Angefangen hat alles, als er noch Herausgeber einer Schülerzeitung war und in ständiger Finanznot nach Inseraten suchte. Die kamen manchmal, oft blieben sie aus. Wenn sie kamen, passten sie nicht zum Zielpublikum, den Schülern. Ähnliches beobachtete Streller-Shen zu Beginn seines Studiums bei den Studentenzeitungen: «Viele Unternehmen haben keine Zeit herauszufinden, was an der Uni gerade in ist.» Also übernahm er den Job. Machte Hochschulzeitungen ausfindig, die Anzeigen suchten, und Unternehmen, die an den Universitäten werben wollten, und führte beide zusammen.

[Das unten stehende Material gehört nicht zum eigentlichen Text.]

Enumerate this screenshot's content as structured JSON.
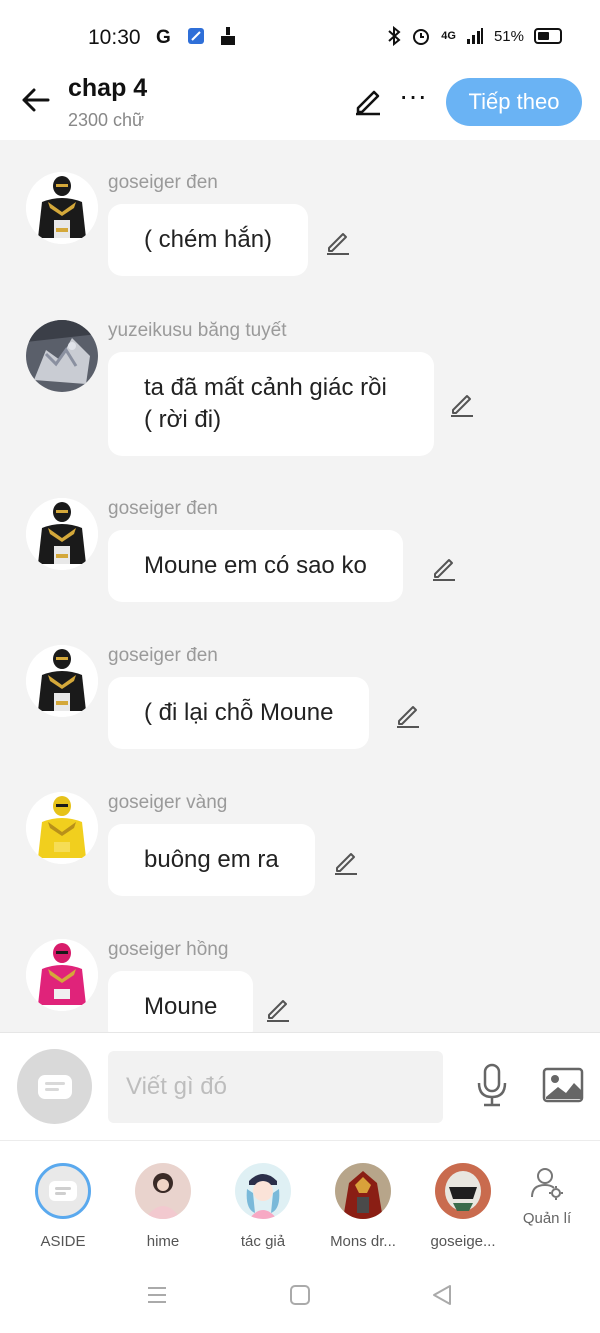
{
  "status_bar": {
    "time": "10:30",
    "battery": "51%",
    "network": "4G",
    "icons": [
      "g-icon",
      "shield-icon",
      "broom-icon",
      "bluetooth-icon",
      "alarm-icon",
      "signal-icon",
      "battery-icon"
    ]
  },
  "header": {
    "title": "chap 4",
    "word_count": "2300 chữ",
    "next_label": "Tiếp theo",
    "accent_color": "#6ab3f4"
  },
  "messages": [
    {
      "sender": "goseiger đen",
      "text": "( chém hắn)",
      "avatar": "black-ranger"
    },
    {
      "sender": "yuzeikusu băng tuyết",
      "text": "ta đã mất cảnh giác rồi ( rời đi)",
      "avatar": "ice-monster"
    },
    {
      "sender": "goseiger đen",
      "text": "Moune em có sao ko",
      "avatar": "black-ranger"
    },
    {
      "sender": "goseiger đen",
      "text": "( đi lại chỗ Moune",
      "avatar": "black-ranger"
    },
    {
      "sender": "goseiger vàng",
      "text": "buông em ra",
      "avatar": "yellow-ranger"
    },
    {
      "sender": "goseiger hồng",
      "text": "Moune",
      "avatar": "pink-ranger"
    }
  ],
  "composer": {
    "placeholder": "Viết gì đó"
  },
  "characters": [
    {
      "name": "ASIDE",
      "selected": true
    },
    {
      "name": "hime"
    },
    {
      "name": "tác giả"
    },
    {
      "name": "Mons dr..."
    },
    {
      "name": "goseige..."
    }
  ],
  "manage_label": "Quản lí"
}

Was aus Spass an der Sache begann, wurde Schritt für Schritt ernst: Inzwischen sind es 150 Zeitungen und viele Firmen mit wohlklingenden Namen, für die der Werbeauftritt an den Hochschulen umfassend gestaltet wird. Was fehlt, ist Tabak- und Alkoholwerbung. Erik Streller-Shen hat Grundsätze. Deswegen schafft er auch Arbeitsplätze und bildet junge Leute aus: Acht Mitarbeiter sind in Sankt Gallen mit dabei, davon zwei Lehrlinge, rund 25 in der ganzen Schweiz, viele auf Teilzeitbasis. Blickt er zurück auf sein Studium, bereut er nichts: «Ich würde alles wieder so machen. Es ist wichtig, auch neben dem Studium aktiv zu sein.»